American Pop artists including Lichtenstein, Warhol, Claes Oldenburg, Saul Steinberg, and Ray Johnson, loved Mickey Mouse. One of the first bona fide Pop Fine art pictures is Lichtenstein's 1961 oil on canvas Look Mickey , a joyous pastiche of a Disney comic from the period.
"Walt Disney was a great American artist," David Hockney writes. "He might be a bit sentimental merely what he did was quite an accomplishment. Who were the most famous stars of the 1930s and 40s? Mickey Mouse and Donald Duck," he says. "Await at the camels in Adoration of the Magi past Giotto, from the Scrovegni Chapel, Padua, painted in the early 14th century. In that location'south Walt Disney."

Da Vinci may have become a code in Dan Brown's novels, but Mickey Mouse was a password for the Allies D-Twenty-four hour period landings in World State of war 2. Notably, the fictional protagonist of Brown's novels, Robert Langdon, wears a Mickey Mouse watch as a reminder "to stay young at heart."

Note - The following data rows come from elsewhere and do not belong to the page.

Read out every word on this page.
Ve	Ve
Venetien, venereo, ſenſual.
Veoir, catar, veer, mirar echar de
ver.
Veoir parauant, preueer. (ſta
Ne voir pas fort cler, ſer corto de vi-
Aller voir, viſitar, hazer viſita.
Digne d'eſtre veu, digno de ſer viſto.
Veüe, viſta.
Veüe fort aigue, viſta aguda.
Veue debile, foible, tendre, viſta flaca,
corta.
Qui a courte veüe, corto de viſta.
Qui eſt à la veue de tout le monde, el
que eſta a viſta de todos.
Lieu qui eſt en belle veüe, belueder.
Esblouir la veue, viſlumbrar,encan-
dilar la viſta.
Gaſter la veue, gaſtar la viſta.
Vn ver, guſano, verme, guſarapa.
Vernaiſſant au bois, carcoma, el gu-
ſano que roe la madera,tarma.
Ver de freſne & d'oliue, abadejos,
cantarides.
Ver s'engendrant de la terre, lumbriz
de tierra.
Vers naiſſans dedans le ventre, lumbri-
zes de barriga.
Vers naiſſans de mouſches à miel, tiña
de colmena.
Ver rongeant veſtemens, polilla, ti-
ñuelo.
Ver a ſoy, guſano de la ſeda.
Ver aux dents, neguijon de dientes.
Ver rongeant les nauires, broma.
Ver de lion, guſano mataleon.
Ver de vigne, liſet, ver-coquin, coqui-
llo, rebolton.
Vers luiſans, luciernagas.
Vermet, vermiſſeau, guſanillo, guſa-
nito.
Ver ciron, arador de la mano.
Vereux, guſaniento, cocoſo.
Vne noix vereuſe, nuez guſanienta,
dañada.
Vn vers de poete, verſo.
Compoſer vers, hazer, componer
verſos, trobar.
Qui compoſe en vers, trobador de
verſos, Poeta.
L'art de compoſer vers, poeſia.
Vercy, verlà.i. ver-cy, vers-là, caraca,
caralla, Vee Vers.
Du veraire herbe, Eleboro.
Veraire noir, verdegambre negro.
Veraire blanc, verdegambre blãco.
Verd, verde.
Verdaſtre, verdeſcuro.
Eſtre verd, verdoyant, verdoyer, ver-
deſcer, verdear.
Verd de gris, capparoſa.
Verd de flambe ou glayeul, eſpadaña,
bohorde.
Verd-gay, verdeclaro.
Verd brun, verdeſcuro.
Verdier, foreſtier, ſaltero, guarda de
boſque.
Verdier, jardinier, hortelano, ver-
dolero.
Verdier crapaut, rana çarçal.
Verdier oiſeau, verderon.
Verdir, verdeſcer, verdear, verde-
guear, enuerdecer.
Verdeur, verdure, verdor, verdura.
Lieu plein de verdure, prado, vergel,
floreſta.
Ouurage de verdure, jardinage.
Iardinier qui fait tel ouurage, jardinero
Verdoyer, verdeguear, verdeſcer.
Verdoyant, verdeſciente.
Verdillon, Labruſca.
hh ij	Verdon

The contemporary influence of Disney and Mickey Mouse may accept much to do with Asia's Takashi Murakami outcome. The Japanese Superflat artist acknowledged his debt to characters like Mickey Mouse in creating his Mr. DOB hybrid drawing character in 1996. Mr. DOB afterwards made his marking on Louis Vuitton accessories, Kanye Due west'southward Good-Morning video, and in Murakami's collaboration with Virgil Abloh in 2018's "Future History" exhibition. It's hard to see Mr. DOB without subliminally channeling the shadow of the mouse. The mouse is likewise a favourite discipline of Korean artist Lee Dongi, who in 1993 created the "pop-fine art" character Atomaus, a combination of Japanese grapheme Atom and Walt Disney's Mickey Mouse. "When I was growing upwards," says Lee, "Atom and Mickey Mouse were always near me. They were ubiquitous and function of my life."
Since the 2010s, the iconic and lasting influence of Mickey Mouse and Walt Disney have been recognised past the global public equally valid and worthy works of art within the art market. "Mickey Mouse is such a universal and powerful icon," says Damien Hirst of the rodent, having sold his work Mickey in 2014 for US$1.5 million. Hirst followed that with Beautiful Mickey in 2015, reimagining Mickey with ane of his iconic spin screen prints, and again follows that with silk-screened prints of Mickey (in blue) and Minnie (in pink) 2016, encrusted with sparkling glitter; like Mondrian's geometry in the round almost lxxx years later.

Andy Warhol'due south highest Mickey auction, Mickey Mouse (myth series), saw his acrylic and silkscreen ink on canvas, signed and dated 1981, sell for United states$iii.iv million in 2011. Joyce Pensato's Mickey The Doudz (2017) will sell at Christie'south Hong Kong's Modern and Gimmicky Art Evening Sale on July ten, 2020 (est: HK$700,000- HK$1.ii million). At Sotheby's Hong Kong'due south contempo digital Manga sale in May 2020, an original paper collage and pen-on-newspaper Mickey Mouse by Walt Disney sketch, rendered in the 1960s, realized HK$68,750.
And beyond the sales of art from renowned artists, notable brands have decided they desire a cut of the always-profitable Disney pie. Watch brands from Rolex to Gerald Genta and Swatch have been making Mickey Mouse stainless steel automatic chronographs for decades—Swatch collaborated with Damien Hirst on a pair of spotted Mickey and Minnie wristwatches in 2018. Meanwhile, Gucci celebrated 2020, the Yr of the Rat with a collection bearing everything from Mickey adorned bags and hats to bold, repeating Mickey prints on t-shirts and sneakers. A Leonardo Da Vinci moment at a Walt Disney toll.